Except OpenBSD isn't shipping broken patches.. so I'm struggling to see your point.

There's a pretty substantial difference between 3 days and 90 days (or 100). And one could argue that any amount of days after the embargo ends, is plenty opportunity for their paying customers to remain vulnerable without having provided any fixes, regardless of whether it is broken or not.

I seriously doubt that OpenBSD can ensure that their patches don’t break their users in 3 days. Additionally, if their patches do break their users, OpenBSD can, unlike Microsoft, claim that it’s working as intended, and if you don’t like it, tough shit. Microsoft doesn’t really have this as an option.

You are extremely generous in assuming Big Corp is using whole 90 days for fix and validation. In might have being sitting in a backlog for 90% of that time.

Perhaps your argument would be stronger if you could provide some examples of broken patches pushed by OpenBSD?

Indeed, that OpenBSD can succeed in 3 days, with an errata team typically between 4-6 people, what Microsoft as a company with well over a hundred thousand employees, is failing at 90 days. Doesn't explain that.

Computing division correctly is not going to break anything. What will rely on an infinite loop?

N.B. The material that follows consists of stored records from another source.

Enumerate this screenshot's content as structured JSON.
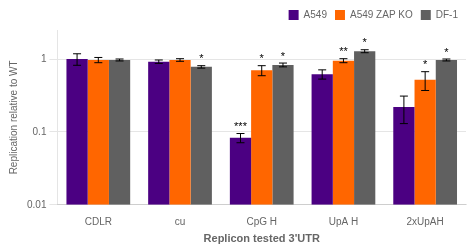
{
  "chart_data": {
    "type": "bar",
    "categories": [
      "CDLR",
      "cu",
      "CpG H",
      "UpA H",
      "2xUpAH"
    ],
    "series": [
      {
        "name": "A549",
        "color": "#4B0082",
        "values": [
          1.0,
          0.92,
          0.083,
          0.62,
          0.22
        ],
        "errors": [
          0.18,
          0.05,
          0.012,
          0.09,
          0.09
        ]
      },
      {
        "name": "A549 ZAP KO",
        "color": "#FF6600",
        "values": [
          0.97,
          0.97,
          0.7,
          0.95,
          0.52
        ],
        "errors": [
          0.08,
          0.04,
          0.11,
          0.06,
          0.15
        ]
      },
      {
        "name": "DF-1",
        "color": "#606060",
        "values": [
          0.97,
          0.78,
          0.83,
          1.28,
          0.97
        ],
        "errors": [
          0.03,
          0.03,
          0.05,
          0.06,
          0.03
        ]
      }
    ],
    "annotations": [
      {
        "category": "cu",
        "series": "DF-1",
        "label": "*"
      },
      {
        "category": "CpG H",
        "series": "A549",
        "label": "***"
      },
      {
        "category": "CpG H",
        "series": "A549 ZAP KO",
        "label": "*"
      },
      {
        "category": "CpG H",
        "series": "DF-1",
        "label": "*"
      },
      {
        "category": "UpA H",
        "series": "A549 ZAP KO",
        "label": "**"
      },
      {
        "category": "UpA H",
        "series": "DF-1",
        "label": "*"
      },
      {
        "category": "2xUpAH",
        "series": "A549 ZAP KO",
        "label": "*"
      },
      {
        "category": "2xUpAH",
        "series": "DF-1",
        "label": "*"
      }
    ],
    "xlabel": "Replicon tested 3'UTR",
    "ylabel": "Replication relative to WT",
    "log": "y",
    "ylim": [
      0.01,
      2.5
    ],
    "yticks": [
      0.01,
      0.1,
      1
    ],
    "grid": "y",
    "legend": "upper right"
  }
}
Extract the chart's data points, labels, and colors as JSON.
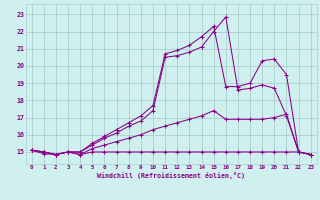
{
  "xlabel": "Windchill (Refroidissement éolien,°C)",
  "bg_color": "#cff0ee",
  "grid_color": "#aacfcc",
  "line_color": "#880088",
  "xlim": [
    -0.5,
    23.5
  ],
  "ylim": [
    14.3,
    23.6
  ],
  "xticks": [
    0,
    1,
    2,
    3,
    4,
    5,
    6,
    7,
    8,
    9,
    10,
    11,
    12,
    13,
    14,
    15,
    16,
    17,
    18,
    19,
    20,
    21,
    22,
    23
  ],
  "yticks": [
    15,
    16,
    17,
    18,
    19,
    20,
    21,
    22,
    23
  ],
  "series": [
    [
      15.1,
      14.9,
      14.85,
      15.0,
      14.85,
      15.0,
      15.0,
      15.0,
      15.0,
      15.0,
      15.0,
      15.0,
      15.0,
      15.0,
      15.0,
      15.0,
      15.0,
      15.0,
      15.0,
      15.0,
      15.0,
      15.0,
      15.0,
      14.85
    ],
    [
      15.1,
      15.0,
      14.85,
      15.0,
      14.85,
      15.2,
      15.4,
      15.6,
      15.8,
      16.0,
      16.3,
      16.5,
      16.7,
      16.9,
      17.1,
      17.4,
      16.9,
      16.9,
      16.9,
      16.9,
      17.0,
      17.2,
      15.0,
      14.85
    ],
    [
      15.1,
      15.0,
      14.85,
      15.0,
      15.0,
      15.4,
      15.8,
      16.1,
      16.5,
      16.8,
      17.4,
      20.5,
      20.6,
      20.8,
      21.1,
      22.0,
      22.85,
      18.6,
      18.7,
      18.9,
      18.7,
      17.1,
      15.0,
      14.85
    ],
    [
      15.1,
      15.0,
      14.85,
      15.0,
      15.0,
      15.5,
      15.9,
      16.3,
      16.7,
      17.1,
      17.7,
      20.7,
      20.9,
      21.2,
      21.7,
      22.3,
      18.8,
      18.8,
      19.0,
      20.3,
      20.4,
      19.5,
      15.0,
      14.85
    ]
  ]
}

I imagine Microsoft has a much longer test cycle than openbsd.

That... Sounds like their problem. Like, I get that they have way more api surface, legacy code to support, etc... But they have a budget and manpower to match. If they can't test changes, that's their fault.

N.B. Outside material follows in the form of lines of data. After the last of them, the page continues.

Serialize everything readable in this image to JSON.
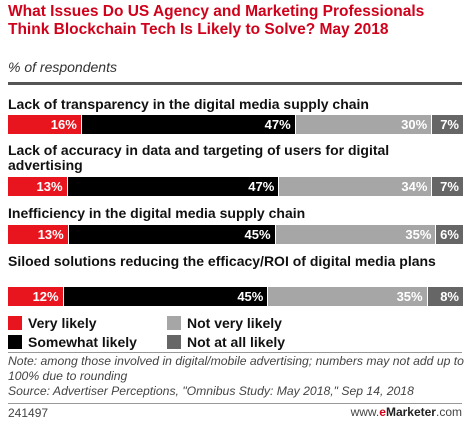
{
  "chart_data": {
    "type": "bar",
    "stacked": true,
    "orientation": "horizontal",
    "title": "What Issues Do US Agency and Marketing Professionals Think Blockchain Tech Is Likely to Solve? May 2018",
    "subtitle": "% of respondents",
    "categories": [
      "Lack of transparency in the digital media supply chain",
      "Lack of accuracy in data and targeting of users for digital advertising",
      "Inefficiency in the digital media supply chain",
      "Siloed solutions reducing the efficacy/ROI of digital media plans"
    ],
    "series": [
      {
        "name": "Very likely",
        "color": "#e8151f",
        "values": [
          16,
          13,
          13,
          12
        ],
        "labels": [
          "16%",
          "13%",
          "13%",
          "12%"
        ]
      },
      {
        "name": "Somewhat likely",
        "color": "#000000",
        "values": [
          47,
          47,
          45,
          45
        ],
        "labels": [
          "47%",
          "47%",
          "45%",
          "45%"
        ]
      },
      {
        "name": "Not very likely",
        "color": "#a6a6a6",
        "values": [
          30,
          34,
          35,
          35
        ],
        "labels": [
          "30%",
          "34%",
          "35%",
          "35%"
        ]
      },
      {
        "name": "Not at all likely",
        "color": "#666666",
        "values": [
          7,
          7,
          6,
          8
        ],
        "labels": [
          "7%",
          "7%",
          "6%",
          "8%"
        ]
      }
    ],
    "xlim": [
      0,
      100
    ],
    "legend_position": "bottom"
  },
  "footer": {
    "note": "Note: among those involved in digital/mobile advertising; numbers may not add up to 100% due to rounding",
    "source": "Source: Advertiser Perceptions, \"Omnibus Study: May 2018,\" Sep 14, 2018",
    "chart_id": "241497",
    "brand_prefix": "www.",
    "brand_e": "e",
    "brand_name": "Marketer",
    "brand_suffix": ".com"
  }
}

I think it's vastly easier to use budget and manpower to increase the scope of testing than it is to speed it up.

The only reason they should have a particularly long test cycle is scope.

Yeah, I wouldn't be surprised if the scope of windows testing is larger than any single application in history.

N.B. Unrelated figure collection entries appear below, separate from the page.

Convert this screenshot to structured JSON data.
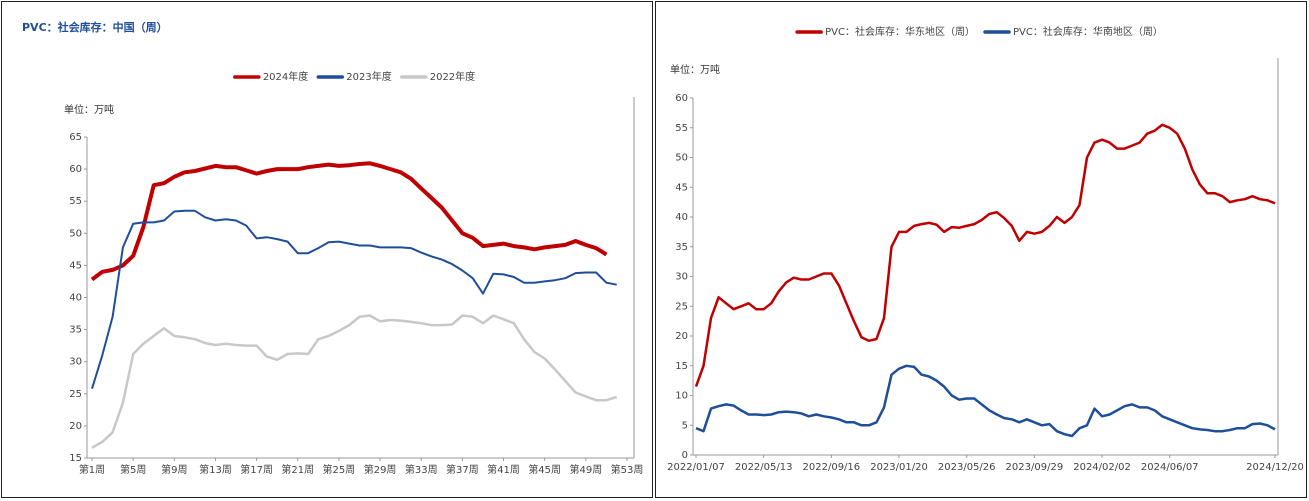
{
  "chart_data": [
    {
      "type": "line",
      "title": "PVC：社会库存：中国（周）",
      "unit_label": "单位：万吨",
      "categories": [
        "第1周",
        null,
        null,
        null,
        "第5周",
        null,
        null,
        null,
        "第9周",
        null,
        null,
        null,
        "第13周",
        null,
        null,
        null,
        "第17周",
        null,
        null,
        null,
        "第21周",
        null,
        null,
        null,
        "第25周",
        null,
        null,
        null,
        "第29周",
        null,
        null,
        null,
        "第33周",
        null,
        null,
        null,
        "第37周",
        null,
        null,
        null,
        "第41周",
        null,
        null,
        null,
        "第45周",
        null,
        null,
        null,
        "第49周",
        null,
        null,
        null,
        "第53周"
      ],
      "series": [
        {
          "name": "2024年度",
          "color": "#c00000",
          "linewidth": 4,
          "values": [
            42.8,
            44,
            44.3,
            45,
            46.5,
            51,
            57.5,
            57.8,
            58.8,
            59.5,
            59.7,
            60.1,
            60.5,
            60.3,
            60.3,
            59.8,
            59.3,
            59.7,
            60,
            60,
            60,
            60.3,
            60.5,
            60.7,
            60.5,
            60.6,
            60.8,
            60.9,
            60.5,
            60,
            59.5,
            58.5,
            57,
            55.5,
            54,
            52,
            50,
            49.3,
            48,
            48.2,
            48.4,
            48,
            47.8,
            47.5,
            47.8,
            48,
            48.2,
            48.8,
            48.2,
            47.7,
            46.7,
            null,
            null
          ]
        },
        {
          "name": "2023年度",
          "color": "#1f4e9a",
          "linewidth": 2,
          "values": [
            25.8,
            31,
            37,
            47.8,
            51.5,
            51.7,
            51.7,
            52,
            53.4,
            53.5,
            53.5,
            52.5,
            52,
            52.2,
            52,
            51.2,
            49.2,
            49.4,
            49.1,
            48.7,
            46.9,
            46.9,
            47.7,
            48.6,
            48.7,
            48.4,
            48.1,
            48.1,
            47.8,
            47.8,
            47.8,
            47.7,
            47,
            46.4,
            45.9,
            45.2,
            44.2,
            43,
            40.6,
            43.7,
            43.6,
            43.2,
            42.3,
            42.3,
            42.5,
            42.7,
            43,
            43.8,
            43.9,
            43.9,
            42.3,
            42,
            null
          ]
        },
        {
          "name": "2022年度",
          "color": "#c8c8c8",
          "linewidth": 2.5,
          "values": [
            16.6,
            17.5,
            19,
            23.6,
            31.2,
            32.8,
            34,
            35.2,
            34,
            33.8,
            33.5,
            32.9,
            32.6,
            32.8,
            32.6,
            32.5,
            32.5,
            30.8,
            30.3,
            31.2,
            31.3,
            31.2,
            33.5,
            34,
            34.8,
            35.7,
            37,
            37.2,
            36.3,
            36.5,
            36.4,
            36.2,
            36,
            35.7,
            35.7,
            35.8,
            37.2,
            37,
            36,
            37.2,
            36.6,
            36,
            33.5,
            31.5,
            30.5,
            28.8,
            27,
            25.2,
            24.6,
            24,
            24,
            24.5,
            null
          ]
        }
      ],
      "ylim": [
        15,
        65
      ],
      "yticks": [
        15,
        20,
        25,
        30,
        35,
        40,
        45,
        50,
        55,
        60,
        65
      ]
    },
    {
      "type": "line",
      "unit_label": "单位：万吨",
      "categories": [
        "2022/01/07",
        null,
        null,
        null,
        null,
        null,
        null,
        null,
        null,
        "2022/05/13",
        null,
        null,
        null,
        null,
        null,
        null,
        null,
        null,
        "2022/09/16",
        null,
        null,
        null,
        null,
        null,
        null,
        null,
        null,
        "2023/01/20",
        null,
        null,
        null,
        null,
        null,
        null,
        null,
        null,
        "2023/05/26",
        null,
        null,
        null,
        null,
        null,
        null,
        null,
        null,
        "2023/09/29",
        null,
        null,
        null,
        null,
        null,
        null,
        null,
        null,
        "2024/02/02",
        null,
        null,
        null,
        null,
        null,
        null,
        null,
        null,
        "2024/06/07",
        null,
        null,
        null,
        null,
        null,
        null,
        null,
        null,
        null,
        null,
        null,
        null,
        null,
        "2024/12/20"
      ],
      "series": [
        {
          "name": "PVC：社会库存：华东地区（周）",
          "color": "#c00000",
          "linewidth": 2.5,
          "values": [
            11.5,
            15,
            23,
            26.5,
            25.5,
            24.5,
            25,
            25.5,
            24.5,
            24.5,
            25.5,
            27.5,
            29,
            29.8,
            29.5,
            29.5,
            30,
            30.5,
            30.5,
            28.5,
            25.5,
            22.5,
            19.8,
            19.2,
            19.5,
            23,
            35,
            37.5,
            37.5,
            38.5,
            38.8,
            39,
            38.7,
            37.5,
            38.3,
            38.2,
            38.5,
            38.8,
            39.5,
            40.5,
            40.8,
            39.8,
            38.5,
            36,
            37.5,
            37.2,
            37.5,
            38.5,
            40,
            39,
            40,
            42,
            50,
            52.5,
            53,
            52.5,
            51.5,
            51.5,
            52,
            52.5,
            54,
            54.5,
            55.5,
            55,
            54,
            51.5,
            48,
            45.5,
            44,
            44,
            43.5,
            42.5,
            42.8,
            43,
            43.5,
            43,
            42.8,
            42.3
          ]
        },
        {
          "name": "PVC：社会库存：华南地区（周）",
          "color": "#1f4e9a",
          "linewidth": 2.5,
          "values": [
            4.5,
            4,
            7.8,
            8.2,
            8.5,
            8.3,
            7.5,
            6.8,
            6.8,
            6.7,
            6.8,
            7.2,
            7.3,
            7.2,
            7,
            6.5,
            6.8,
            6.5,
            6.3,
            6,
            5.5,
            5.5,
            5,
            5,
            5.5,
            8,
            13.5,
            14.5,
            15,
            14.8,
            13.5,
            13.2,
            12.5,
            11.5,
            10,
            9.3,
            9.5,
            9.5,
            8.5,
            7.5,
            6.8,
            6.2,
            6,
            5.5,
            6,
            5.5,
            5,
            5.2,
            4,
            3.5,
            3.2,
            4.5,
            5,
            7.8,
            6.5,
            6.8,
            7.5,
            8.2,
            8.5,
            8,
            8,
            7.5,
            6.5,
            6,
            5.5,
            5,
            4.5,
            4.3,
            4.2,
            4,
            4,
            4.2,
            4.5,
            4.5,
            5.2,
            5.3,
            5,
            4.3
          ]
        }
      ],
      "ylim": [
        0,
        60
      ],
      "yticks": [
        0,
        5,
        10,
        15,
        20,
        25,
        30,
        35,
        40,
        45,
        50,
        55,
        60
      ]
    }
  ]
}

Microsoft fired their testers in 2018 [1]. Since then we've seen a surge of pretty serious bugs, some of which had to be pulled [2]. Not saying this is related, as this is a vulnerability and not a bug in an update, but 100 days to release a patch is telling.

[1] https://news.ycombinator.com/item?id=17830381

[2] https://www.theverge.com/2018/11/13/18090982/microsoft-windo...

>"The number of apps in its Windows Store had dwindled to 13 percent of the 1.1 million offered in 2014, the company said, and it needed less bug testing from Lionbridge, according to a January 2017 memo obtained via a FOIA request."

Nothing to do with Windows desktop or Server.

Microsoft also doesn't have a warranty.

Nah, they do:

https://www.microsoft.com/en-us/Useterms/Retail/Windows/10/U...

From memory they used to restrict all warranty claims to USD$5, but it appears it's been increased to USD$50 (or the sales price). I would wager it's probably because offering a maximum relief of less than 5% the cost of the product was found to be illegal somewhere.

> this is business in usual in free software world, shit breaks, WITHOUT ANY WARRANTY and all that.

I'm struggling to understand how this can be true when the vast majority of the world's internet infrastructure runs on free software.